A Georgia high school football team’s tradition of touching a stone statue on their way out of the fieldhouse is drawing the ire of two groups that are demanding the statue be removed.

According to, the granite statue at the center of the controversy at Madison County High School in Danielsville has ignited the furor of atheist and humanist groups who say the monument’s biblical inscriptions violate the Constitution.

The Freedom from Religion Foundation and the American Humanist Association have written separate letters to the school district, calling the statue "unconstitutional" -- saying it violates the separation of church and state.

The American Humanist Association is demanding the county "remove the monument immediately" or "remove the religious references." Until that can happen, the group is suggesting the school cover up the statue, WXIA reported.


AHA legal director David Noise says, "It was a colossal lapse of judgment to allow the monument as part of the public school environment. It sends a clear message that the school favors Christianity, despite the fact that it is a public school that must welcome all students."

The statue includes the phrase "Home of the Red Raiders" and two quotes from the Bible -- Romans 8:31: "If God be for us who can be against us?" and Philippians 4:13: "I can do all things through Christ which strengtheneth me"

Morris Stevens’ two sons play football for Madison’s Red Raiders team, and he says the young men now routinely touch the statue as they make their way onto the field.
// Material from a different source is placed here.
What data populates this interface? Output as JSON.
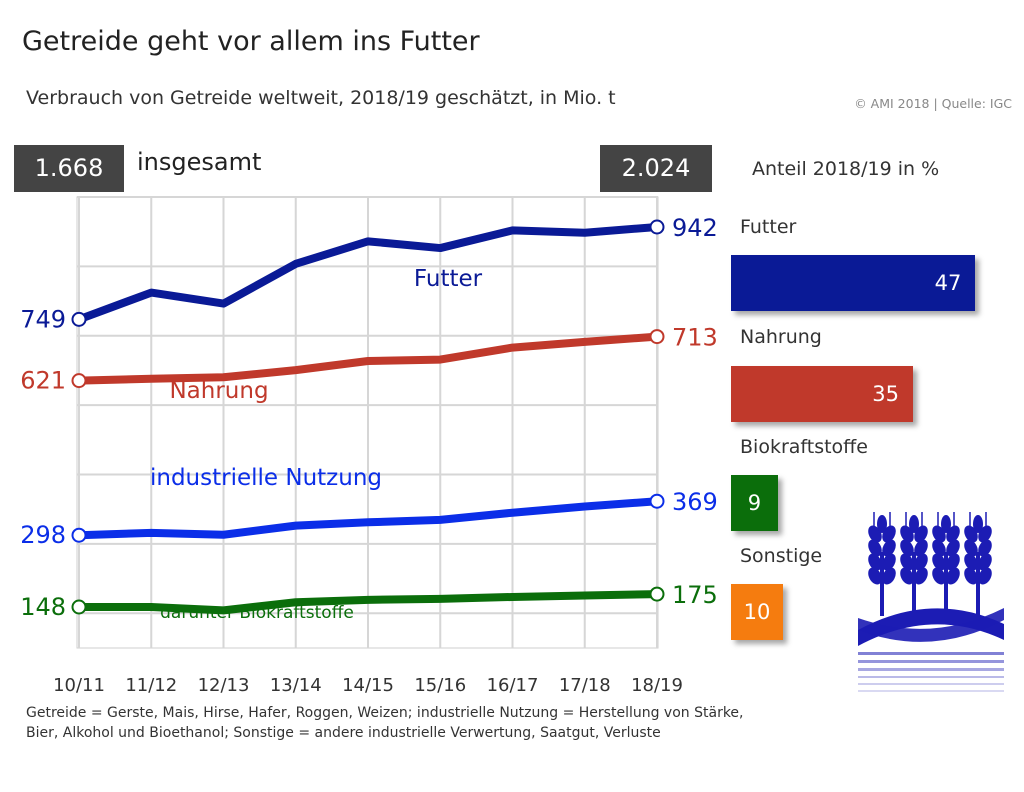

"They think it gives them good luck. I say we live in a free nation and let's exercise our freedoms and beliefs," Stevens told WXIA.

"I think everybody ought to just leave it alone and let God run this Earth like he does," Johnny Kinley told

Private funds reportedly paid for the statue, which was a gift from a donor, and resembles a King Arthur-like sword in the stone centerpiece.

Schools Superintendent Allen McCannon said the board and its attorneys are "investigating options available to it regarding the monument including, but not limited to, removal of the monument or modifying the monument in some manner," according to WXIA.

The school board is expected to meet next month, when residents will be able to voice their opinions on the matter.